The failsafe, however, wasn't foolproof, with security researchers finding ways and means of getting around the security measure and unlocking data. As a result, USB Restricted Mode was further tightened with iOS 11.14.1, which shortened the unlock window from seven days to just one hour.
Forbes reports that iOS 12 almost completely stops GrayKey from retrieving an entire iPhone’s worth of data. Instead, it’s able to get only a "partial extraction".
This was confirmed by a police chief who said, "That’s a fairly accurate assessment as to what we have experienced."
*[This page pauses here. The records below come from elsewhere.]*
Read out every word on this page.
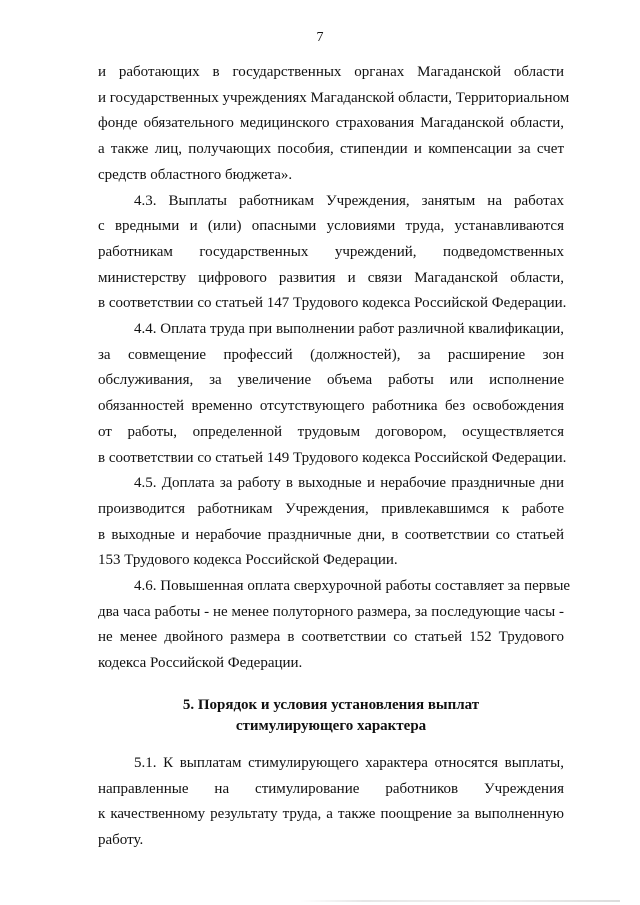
7

и работающих в государственных органах Магаданской области
и государственных учреждениях Магаданской области, Территориальном
фонде обязательного медицинского страхования Магаданской области,
а также лиц, получающих пособия, стипендии и компенсации за счет
средств областного бюджета».

4.3. Выплаты работникам Учреждения, занятым на работах
с вредными и (или) опасными условиями труда, устанавливаются
работникам государственных учреждений, подведомственных
министерству цифрового развития и связи Магаданской области,
в соответствии со статьей 147 Трудового кодекса Российской Федерации.

4.4. Оплата труда при выполнении работ различной квалификации,
за совмещение профессий (должностей), за расширение зон
обслуживания, за увеличение объема работы или исполнение
обязанностей временно отсутствующего работника без освобождения
от работы, определенной трудовым договором, осуществляется
в соответствии со статьей 149 Трудового кодекса Российской Федерации.

4.5. Доплата за работу в выходные и нерабочие праздничные дни
производится работникам Учреждения, привлекавшимся к работе
в выходные и нерабочие праздничные дни, в соответствии со статьей
153 Трудового кодекса Российской Федерации.

4.6. Повышенная оплата сверхурочной работы составляет за первые
два часа работы - не менее полуторного размера, за последующие часы -
не менее двойного размера в соответствии со статьей 152 Трудового
кодекса Российской Федерации.

5. Порядок и условия установления выплат
стимулирующего характера

5.1. К выплатам стимулирующего характера относятся выплаты,
направленные на стимулирование работников Учреждения
к качественному результату труда, а также поощрение за выполненную
работу.
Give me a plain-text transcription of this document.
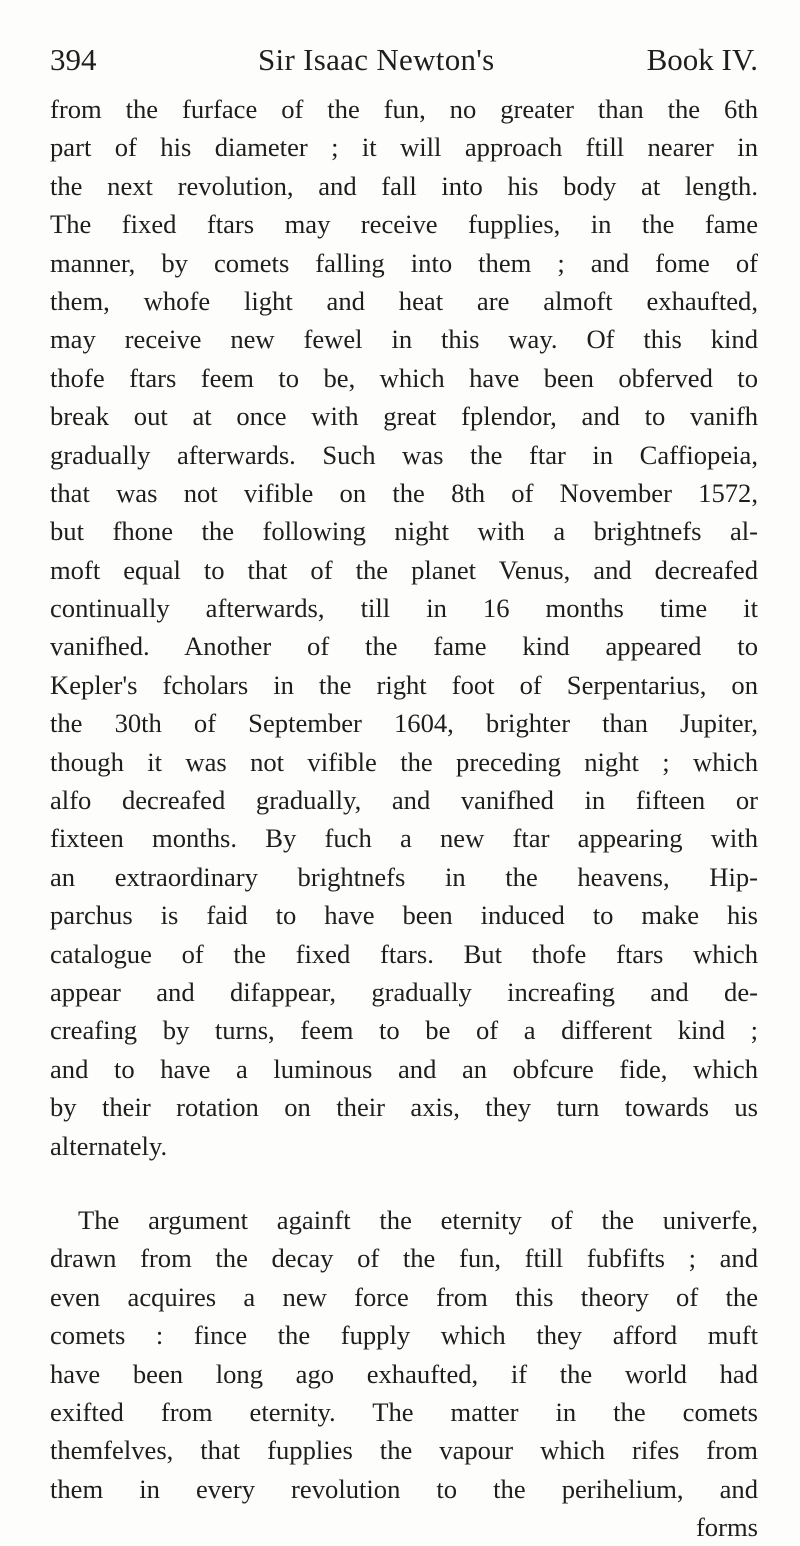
394	Sir Isaac Newton's	Book IV.
from the furface of the fun, no greater than the 6th
part of his diameter ; it will approach ftill nearer in
the next revolution, and fall into his body at length.
The fixed ftars may receive fupplies, in the fame
manner, by comets falling into them ; and fome of
them, whofe light and heat are almoft exhaufted,
may receive new fewel in this way. Of this kind
thofe ftars feem to be, which have been obferved to
break out at once with great fplendor, and to vanifh
gradually afterwards. Such was the ftar in Caffiopeia,
that was not vifible on the 8th of November 1572,
but fhone the following night with a brightnefs al-
moft equal to that of the planet Venus, and decreafed
continually afterwards, till in 16 months time it
vanifhed. Another of the fame kind appeared to
Kepler's fcholars in the right foot of Serpentarius, on
the 30th of September 1604, brighter than Jupiter,
though it was not vifible the preceding night ; which
alfo decreafed gradually, and vanifhed in fifteen or
fixteen months. By fuch a new ftar appearing with
an extraordinary brightnefs in the heavens, Hip-
parchus is faid to have been induced to make his
catalogue of the fixed ftars. But thofe ftars which
appear and difappear, gradually increafing and de-
creafing by turns, feem to be of a different kind ;
and to have a luminous and an obfcure fide, which
by their rotation on their axis, they turn towards us
alternately.
The argument againft the eternity of the univerfe,
drawn from the decay of the fun, ftill fubfifts ; and
even acquires a new force from this theory of the
comets : fince the fupply which they afford muft
have been long ago exhaufted, if the world had
exifted from eternity. The matter in the comets
themfelves, that fupplies the vapour which rifes from
them in every revolution to the perihelium, and
forms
It is, however, unclear what precise changes Apple has made to its mobile operating system to beef up security on an iPhone. According to a security expert speaking to Forbes, "it could be everything from better kernel protection to stronger configuration-profile installation restrictions".
Apple has been playing a game of cat and mouse with GrayShift, the company behind GrayKey, for a while now, and has never shied away from asserting its stance on privacy. The Cupertino firm has strongly criticized Australia’s proposed decryption law, calling it "dangerously ambiguous" and "alarming to every Australian", and that "this is no time to weaken encryption".
Tim Cook has also spoken out publicly about the importance of privacy. Speaking at the 40th International Conference of Data Protection & Privacy Commissioners, he said that "our own information is being weaponized against us with military efficiency", affecting not just the individual, but entire societies as well.